In light of this trend, adjust your pricing, breakeven profitability schedule, and churn expectations based on the expectation of reduced discretionary income and the need for customer retention as the key metric for long-term success. If you can keep your customers in a recession, you have a good chance of keeping them after the turnaround in what may be a Winner Take All situation in your market. Companies in relatively strong financial situations should consider free trials to support customer acquisition but be aware of the risks for losing customers.
For organizations reliant on providing digital services, consider screen fatigue from at least three different perspectives.
First, remember the psychological aspect of the screen as office or school. You need to reset the experience so that it is visually and verbally different from the conference calls and remote education efforts taking place.
Second, the human need to connect with others is challenging simply because of the lack of visible body language, lack of video quality compared to “real life,” and the delays in video and voice that can occur.
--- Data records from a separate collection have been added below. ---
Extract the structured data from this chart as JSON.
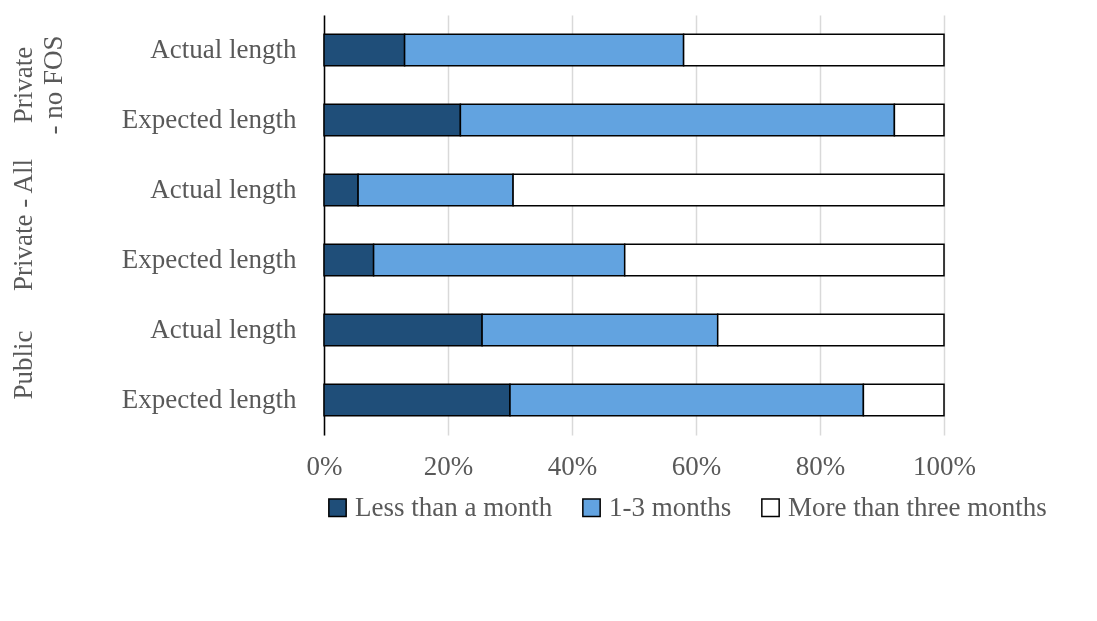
{
  "chart_data": {
    "type": "bar",
    "orientation": "horizontal",
    "stacked": true,
    "categories": [
      "Actual length",
      "Expected length",
      "Actual length",
      "Expected length",
      "Actual length",
      "Expected length"
    ],
    "series": [
      {
        "name": "Less than a month",
        "color": "#1f4e79",
        "values": [
          13,
          22,
          5.5,
          8,
          25.5,
          30
        ]
      },
      {
        "name": "1-3 months",
        "color": "#62a3e0",
        "values": [
          45,
          70,
          25,
          40.5,
          38,
          57
        ]
      },
      {
        "name": "More than three months",
        "color": "#ffffff",
        "values": [
          42,
          8,
          69.5,
          51.5,
          36.5,
          13
        ]
      }
    ],
    "xlim": [
      0,
      100
    ],
    "xticks": [
      {
        "value": 0,
        "label": "0%"
      },
      {
        "value": 20,
        "label": "20%"
      },
      {
        "value": 40,
        "label": "40%"
      },
      {
        "value": 60,
        "label": "60%"
      },
      {
        "value": 80,
        "label": "80%"
      },
      {
        "value": 100,
        "label": "100%"
      }
    ],
    "annotations": [
      "Private - no FOS",
      "Private - All",
      "Public"
    ],
    "grid": "x",
    "legend": "bottom"
  }
}
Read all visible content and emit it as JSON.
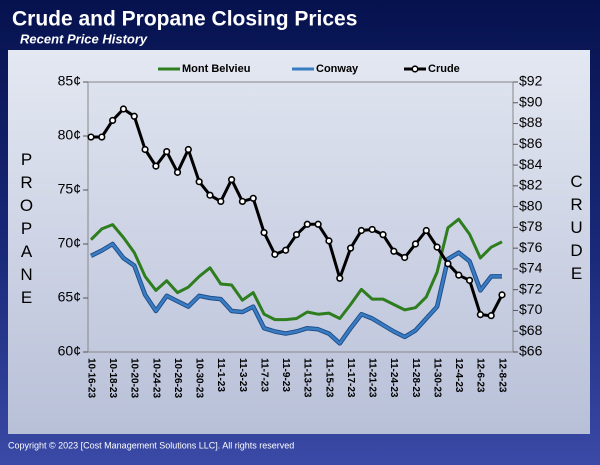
{
  "chart_data": {
    "type": "line",
    "title": "Crude and Propane Closing Prices",
    "subtitle": "Recent Price History",
    "y_label": "PROPANE",
    "y2_label": "CRUDE",
    "copyright": "Copyright © 2023 [Cost Management Solutions LLC].  All rights reserved",
    "categories": [
      "10-16-23",
      null,
      "10-18-23",
      null,
      "10-20-23",
      null,
      "10-24-23",
      null,
      "10-26-23",
      null,
      "10-30-23",
      null,
      "11-1-23",
      null,
      "11-3-23",
      null,
      "11-7-23",
      null,
      "11-9-23",
      null,
      "11-13-23",
      null,
      "11-15-23",
      null,
      "11-17-23",
      null,
      "11-21-23",
      null,
      "11-24-23",
      null,
      "11-28-23",
      null,
      "11-30-23",
      null,
      "12-4-23",
      null,
      "12-6-23",
      null,
      "12-8-23"
    ],
    "series": [
      {
        "name": "Mont Belvieu",
        "color": "#2e7d1e",
        "values": [
          70.4,
          71.4,
          71.8,
          70.6,
          69.2,
          67.0,
          65.7,
          66.6,
          65.5,
          66.0,
          67.0,
          67.8,
          66.3,
          66.2,
          64.8,
          65.5,
          63.5,
          63.0,
          63.0,
          63.1,
          63.7,
          63.5,
          63.6,
          63.1,
          64.4,
          65.8,
          64.9,
          64.9,
          64.4,
          63.9,
          64.1,
          65.1,
          67.4,
          71.5,
          72.3,
          70.9,
          68.7,
          69.7,
          70.2
        ]
      },
      {
        "name": "Conway",
        "color": "#3a7cc4",
        "values": [
          68.9,
          69.4,
          70.0,
          68.7,
          68.0,
          65.3,
          63.8,
          65.2,
          64.7,
          64.2,
          65.2,
          65.0,
          64.9,
          63.8,
          63.7,
          64.2,
          62.2,
          61.9,
          61.7,
          61.9,
          62.2,
          62.1,
          61.7,
          60.8,
          62.2,
          63.5,
          63.1,
          62.5,
          61.9,
          61.4,
          62.0,
          63.1,
          64.2,
          68.6,
          69.2,
          68.4,
          65.7,
          67.0,
          67.0
        ]
      },
      {
        "name": "Crude",
        "color": "#000000",
        "axis": "y2",
        "markers": true,
        "values": [
          86.7,
          86.7,
          88.3,
          89.4,
          88.7,
          85.5,
          83.9,
          85.3,
          83.3,
          85.5,
          82.4,
          81.1,
          80.5,
          82.6,
          80.5,
          80.8,
          77.5,
          75.4,
          75.8,
          77.3,
          78.3,
          78.3,
          76.7,
          73.1,
          76.0,
          77.7,
          77.8,
          77.3,
          75.7,
          75.1,
          76.4,
          77.7,
          76.1,
          74.5,
          73.4,
          72.9,
          69.6,
          69.5,
          71.5
        ]
      }
    ],
    "ylim": [
      60,
      85
    ],
    "yticks": [
      {
        "value": 60,
        "label": "60¢"
      },
      {
        "value": 65,
        "label": "65¢"
      },
      {
        "value": 70,
        "label": "70¢"
      },
      {
        "value": 75,
        "label": "75¢"
      },
      {
        "value": 80,
        "label": "80¢"
      },
      {
        "value": 85,
        "label": "85¢"
      }
    ],
    "y2lim": [
      66,
      92
    ],
    "y2ticks": [
      {
        "value": 66,
        "label": "$66"
      },
      {
        "value": 68,
        "label": "$68"
      },
      {
        "value": 70,
        "label": "$70"
      },
      {
        "value": 72,
        "label": "$72"
      },
      {
        "value": 74,
        "label": "$74"
      },
      {
        "value": 76,
        "label": "$76"
      },
      {
        "value": 78,
        "label": "$78"
      },
      {
        "value": 80,
        "label": "$80"
      },
      {
        "value": 82,
        "label": "$82"
      },
      {
        "value": 84,
        "label": "$84"
      },
      {
        "value": 86,
        "label": "$86"
      },
      {
        "value": 88,
        "label": "$88"
      },
      {
        "value": 90,
        "label": "$90"
      },
      {
        "value": 92,
        "label": "$92"
      }
    ],
    "legend": "top"
  }
}
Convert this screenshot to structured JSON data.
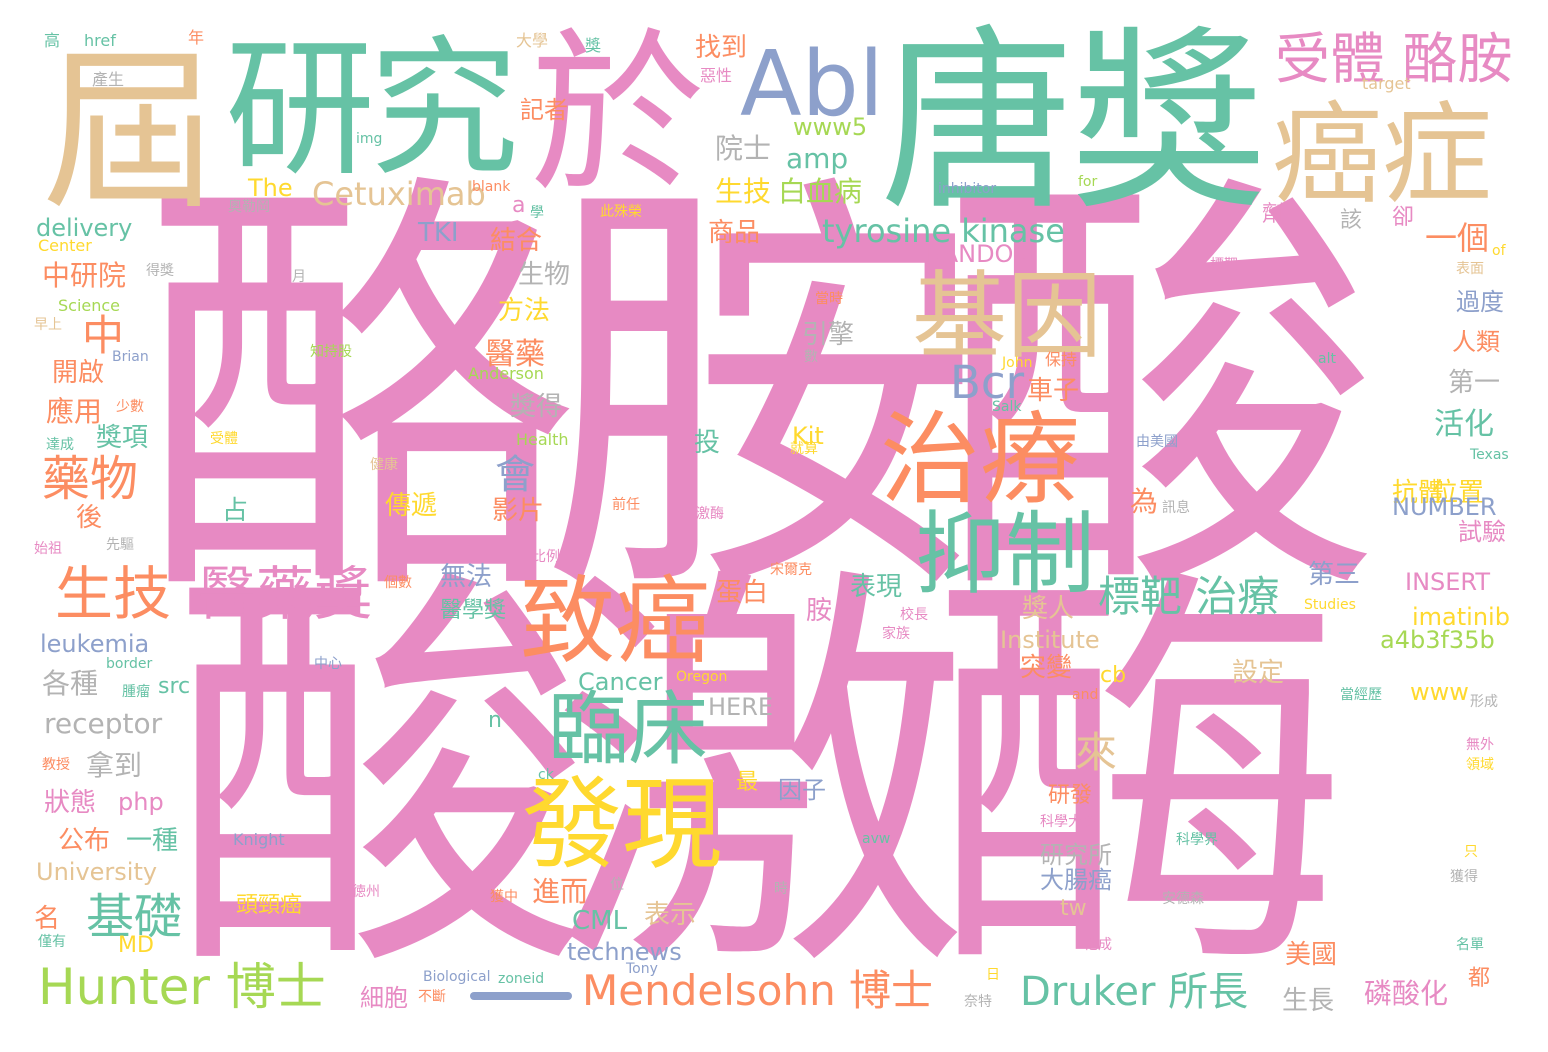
{
  "palette": {
    "pink": "#e78ac3",
    "green": "#66c2a5",
    "orange": "#fc8d62",
    "blue": "#8da0cb",
    "lime": "#a6d854",
    "yellow": "#ffd92f",
    "tan": "#e5c494",
    "gray": "#b3b3b3"
  },
  "words": [
    {
      "text": "酪胺酸",
      "color": "pink"
    },
    {
      "text": "酸激酶",
      "color": "pink"
    },
    {
      "text": "唐獎",
      "color": "green"
    },
    {
      "text": "於",
      "color": "pink"
    },
    {
      "text": "研究",
      "color": "green"
    },
    {
      "text": "屆",
      "color": "tan"
    },
    {
      "text": "癌症",
      "color": "tan"
    },
    {
      "text": "Abl",
      "color": "blue"
    },
    {
      "text": "受體 酪胺",
      "color": "pink"
    },
    {
      "text": "基因",
      "color": "tan"
    },
    {
      "text": "治療",
      "color": "orange"
    },
    {
      "text": "抑制",
      "color": "green"
    },
    {
      "text": "致癌",
      "color": "orange"
    },
    {
      "text": "臨床",
      "color": "green"
    },
    {
      "text": "發現",
      "color": "yellow"
    },
    {
      "text": "生技",
      "color": "orange"
    },
    {
      "text": "醫藥獎",
      "color": "pink"
    },
    {
      "text": "Hunter 博士",
      "color": "lime"
    },
    {
      "text": "Mendelsohn 博士",
      "color": "orange"
    },
    {
      "text": "Druker 所長",
      "color": "green"
    },
    {
      "text": "標靶 治療",
      "color": "green"
    },
    {
      "text": "tyrosine kinase",
      "color": "green"
    },
    {
      "text": "Cetuximab",
      "color": "tan"
    },
    {
      "text": "Bcr",
      "color": "blue"
    },
    {
      "text": "藥物",
      "color": "orange"
    },
    {
      "text": "基礎",
      "color": "green"
    },
    {
      "text": "中",
      "color": "orange"
    },
    {
      "text": "會",
      "color": "blue"
    },
    {
      "text": "來",
      "color": "tan"
    },
    {
      "text": "一個",
      "color": "orange"
    },
    {
      "text": "院士",
      "color": "gray"
    },
    {
      "text": "amp",
      "color": "green"
    },
    {
      "text": "www5",
      "color": "lime"
    },
    {
      "text": "生技",
      "color": "yellow"
    },
    {
      "text": "白血病",
      "color": "lime"
    },
    {
      "text": "商品",
      "color": "orange"
    },
    {
      "text": "結合",
      "color": "orange"
    },
    {
      "text": "生物",
      "color": "gray"
    },
    {
      "text": "方法",
      "color": "yellow"
    },
    {
      "text": "醫藥",
      "color": "orange"
    },
    {
      "text": "引擎",
      "color": "gray"
    },
    {
      "text": "找到",
      "color": "orange"
    },
    {
      "text": "記者",
      "color": "orange"
    },
    {
      "text": "RANDOM",
      "color": "pink"
    },
    {
      "text": "TKI",
      "color": "blue"
    },
    {
      "text": "中研院",
      "color": "orange"
    },
    {
      "text": "delivery",
      "color": "green"
    },
    {
      "text": "Center",
      "color": "yellow"
    },
    {
      "text": "Science",
      "color": "lime"
    },
    {
      "text": "The",
      "color": "yellow"
    },
    {
      "text": "開啟",
      "color": "orange"
    },
    {
      "text": "應用",
      "color": "orange"
    },
    {
      "text": "獎項",
      "color": "green"
    },
    {
      "text": "後",
      "color": "orange"
    },
    {
      "text": "占",
      "color": "green"
    },
    {
      "text": "獎得",
      "color": "gray"
    },
    {
      "text": "傳遞",
      "color": "yellow"
    },
    {
      "text": "影片",
      "color": "orange"
    },
    {
      "text": "為",
      "color": "orange"
    },
    {
      "text": "車子",
      "color": "orange"
    },
    {
      "text": "第一",
      "color": "gray"
    },
    {
      "text": "活化",
      "color": "green"
    },
    {
      "text": "抗體",
      "color": "yellow"
    },
    {
      "text": "位置",
      "color": "yellow"
    },
    {
      "text": "試驗",
      "color": "pink"
    },
    {
      "text": "NUMBER",
      "color": "blue"
    },
    {
      "text": "過度",
      "color": "blue"
    },
    {
      "text": "人類",
      "color": "orange"
    },
    {
      "text": "投",
      "color": "green"
    },
    {
      "text": "Kit",
      "color": "yellow"
    },
    {
      "text": "無法",
      "color": "blue"
    },
    {
      "text": "醫學獎",
      "color": "green"
    },
    {
      "text": "蛋白",
      "color": "orange"
    },
    {
      "text": "表現",
      "color": "green"
    },
    {
      "text": "胺",
      "color": "pink"
    },
    {
      "text": "第三",
      "color": "blue"
    },
    {
      "text": "INSERT",
      "color": "pink"
    },
    {
      "text": "imatinib",
      "color": "yellow"
    },
    {
      "text": "a4b3f35b",
      "color": "lime"
    },
    {
      "text": "Institute",
      "color": "tan"
    },
    {
      "text": "突變",
      "color": "orange"
    },
    {
      "text": "設定",
      "color": "tan"
    },
    {
      "text": "獎人",
      "color": "tan"
    },
    {
      "text": "www",
      "color": "yellow"
    },
    {
      "text": "cb",
      "color": "yellow"
    },
    {
      "text": "leukemia",
      "color": "blue"
    },
    {
      "text": "各種",
      "color": "gray"
    },
    {
      "text": "src",
      "color": "green"
    },
    {
      "text": "receptor",
      "color": "gray"
    },
    {
      "text": "Cancer",
      "color": "green"
    },
    {
      "text": "HERE",
      "color": "gray"
    },
    {
      "text": "n",
      "color": "green"
    },
    {
      "text": "拿到",
      "color": "gray"
    },
    {
      "text": "狀態",
      "color": "pink"
    },
    {
      "text": "php",
      "color": "pink"
    },
    {
      "text": "公布",
      "color": "orange"
    },
    {
      "text": "一種",
      "color": "green"
    },
    {
      "text": "University",
      "color": "tan"
    },
    {
      "text": "最",
      "color": "yellow"
    },
    {
      "text": "因子",
      "color": "blue"
    },
    {
      "text": "研發",
      "color": "orange"
    },
    {
      "text": "研究所",
      "color": "gray"
    },
    {
      "text": "大腸癌",
      "color": "blue"
    },
    {
      "text": "tw",
      "color": "tan"
    },
    {
      "text": "名",
      "color": "orange"
    },
    {
      "text": "進而",
      "color": "orange"
    },
    {
      "text": "CML",
      "color": "green"
    },
    {
      "text": "表示",
      "color": "tan"
    },
    {
      "text": "MD",
      "color": "yellow"
    },
    {
      "text": "technews",
      "color": "blue"
    },
    {
      "text": "美國",
      "color": "orange"
    },
    {
      "text": "磷酸化",
      "color": "pink"
    },
    {
      "text": "生長",
      "color": "gray"
    },
    {
      "text": "細胞",
      "color": "pink"
    },
    {
      "text": "頭頸癌",
      "color": "yellow"
    },
    {
      "text": "都",
      "color": "orange"
    },
    {
      "text": "卻",
      "color": "pink"
    },
    {
      "text": "劑",
      "color": "pink"
    },
    {
      "text": "該",
      "color": "gray"
    },
    {
      "text": "a",
      "color": "pink"
    },
    {
      "text": "高",
      "color": "green"
    },
    {
      "text": "href",
      "color": "green"
    },
    {
      "text": "年",
      "color": "orange"
    },
    {
      "text": "大學",
      "color": "tan"
    },
    {
      "text": "獎",
      "color": "green"
    },
    {
      "text": "惡性",
      "color": "pink"
    },
    {
      "text": "產生",
      "color": "gray"
    },
    {
      "text": "img",
      "color": "green"
    },
    {
      "text": "target",
      "color": "tan"
    },
    {
      "text": "inhibitor",
      "color": "blue"
    },
    {
      "text": "for",
      "color": "lime"
    },
    {
      "text": "blank",
      "color": "orange"
    },
    {
      "text": "學",
      "color": "green"
    },
    {
      "text": "奧勒岡",
      "color": "gray"
    },
    {
      "text": "此殊榮",
      "color": "yellow"
    },
    {
      "text": "得獎",
      "color": "gray"
    },
    {
      "text": "月",
      "color": "gray"
    },
    {
      "text": "早上",
      "color": "tan"
    },
    {
      "text": "知持股",
      "color": "lime"
    },
    {
      "text": "John",
      "color": "yellow"
    },
    {
      "text": "保持",
      "color": "orange"
    },
    {
      "text": "Anderson",
      "color": "lime"
    },
    {
      "text": "Brian",
      "color": "blue"
    },
    {
      "text": "數",
      "color": "gray"
    },
    {
      "text": "alt",
      "color": "green"
    },
    {
      "text": "標靶",
      "color": "pink"
    },
    {
      "text": "當時",
      "color": "orange"
    },
    {
      "text": "of",
      "color": "yellow"
    },
    {
      "text": "表面",
      "color": "tan"
    },
    {
      "text": "少數",
      "color": "orange"
    },
    {
      "text": "Salk",
      "color": "green"
    },
    {
      "text": "達成",
      "color": "green"
    },
    {
      "text": "受體",
      "color": "yellow"
    },
    {
      "text": "Health",
      "color": "lime"
    },
    {
      "text": "就算",
      "color": "yellow"
    },
    {
      "text": "由美國",
      "color": "blue"
    },
    {
      "text": "Texas",
      "color": "green"
    },
    {
      "text": "健康",
      "color": "tan"
    },
    {
      "text": "訊息",
      "color": "gray"
    },
    {
      "text": "前任",
      "color": "orange"
    },
    {
      "text": "激酶",
      "color": "pink"
    },
    {
      "text": "先驅",
      "color": "gray"
    },
    {
      "text": "始祖",
      "color": "pink"
    },
    {
      "text": "比例",
      "color": "pink"
    },
    {
      "text": "宋爾克",
      "color": "orange"
    },
    {
      "text": "個數",
      "color": "orange"
    },
    {
      "text": "校長",
      "color": "pink"
    },
    {
      "text": "家族",
      "color": "pink"
    },
    {
      "text": "Studies",
      "color": "yellow"
    },
    {
      "text": "border",
      "color": "green"
    },
    {
      "text": "中心",
      "color": "blue"
    },
    {
      "text": "腫瘤",
      "color": "green"
    },
    {
      "text": "Oregon",
      "color": "yellow"
    },
    {
      "text": "and",
      "color": "orange"
    },
    {
      "text": "當經歷",
      "color": "green"
    },
    {
      "text": "形成",
      "color": "gray"
    },
    {
      "text": "教授",
      "color": "orange"
    },
    {
      "text": "ck",
      "color": "green"
    },
    {
      "text": "無外",
      "color": "pink"
    },
    {
      "text": "領域",
      "color": "yellow"
    },
    {
      "text": "Knight",
      "color": "blue"
    },
    {
      "text": "avw",
      "color": "green"
    },
    {
      "text": "科學大學",
      "color": "pink"
    },
    {
      "text": "科學界",
      "color": "green"
    },
    {
      "text": "只",
      "color": "yellow"
    },
    {
      "text": "徳州",
      "color": "pink"
    },
    {
      "text": "位",
      "color": "gray"
    },
    {
      "text": "時",
      "color": "gray"
    },
    {
      "text": "獲中",
      "color": "orange"
    },
    {
      "text": "安德森",
      "color": "gray"
    },
    {
      "text": "獲得",
      "color": "gray"
    },
    {
      "text": "僅有",
      "color": "green"
    },
    {
      "text": "他成",
      "color": "pink"
    },
    {
      "text": "名單",
      "color": "green"
    },
    {
      "text": "Biological",
      "color": "blue"
    },
    {
      "text": "zoneid",
      "color": "green"
    },
    {
      "text": "Tony",
      "color": "blue"
    },
    {
      "text": "日",
      "color": "yellow"
    },
    {
      "text": "不斷",
      "color": "orange"
    },
    {
      "text": "奈特",
      "color": "gray"
    }
  ]
}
This may require an investment in video, lighting, or other equipment to provide either a more entertaining or engaging experience based on your customers’ interests.
Third, there are the practical physical aspects of eyestrain where there is only so much screen time that some people can take in succession.
In considering these perspectives (and perhaps others), Amalgam Insights believes it is vital that online streaming services provide structure and experience that do not fatigue your clients. Allow clients to access both scheduled and on-demand services. Make live experiences personalized, branded, and engaging if they are provided live. Give your clients the opportunity to speak back and augment the digital experience with physical gifts or reminders, if possible. Clients are seeking shared experiences and community; this is the opportunity to provide a different experience that is more than what people experience simply through a digital view.
By taking the view of the quarantined client into special consideration in designing either standalone digital services or digitally-enhanced services for a subscription environment, companies can stay true to the core tenets of supporting the subscription business where marketing, sales, and service are intertwined in supporting the voice of the customer.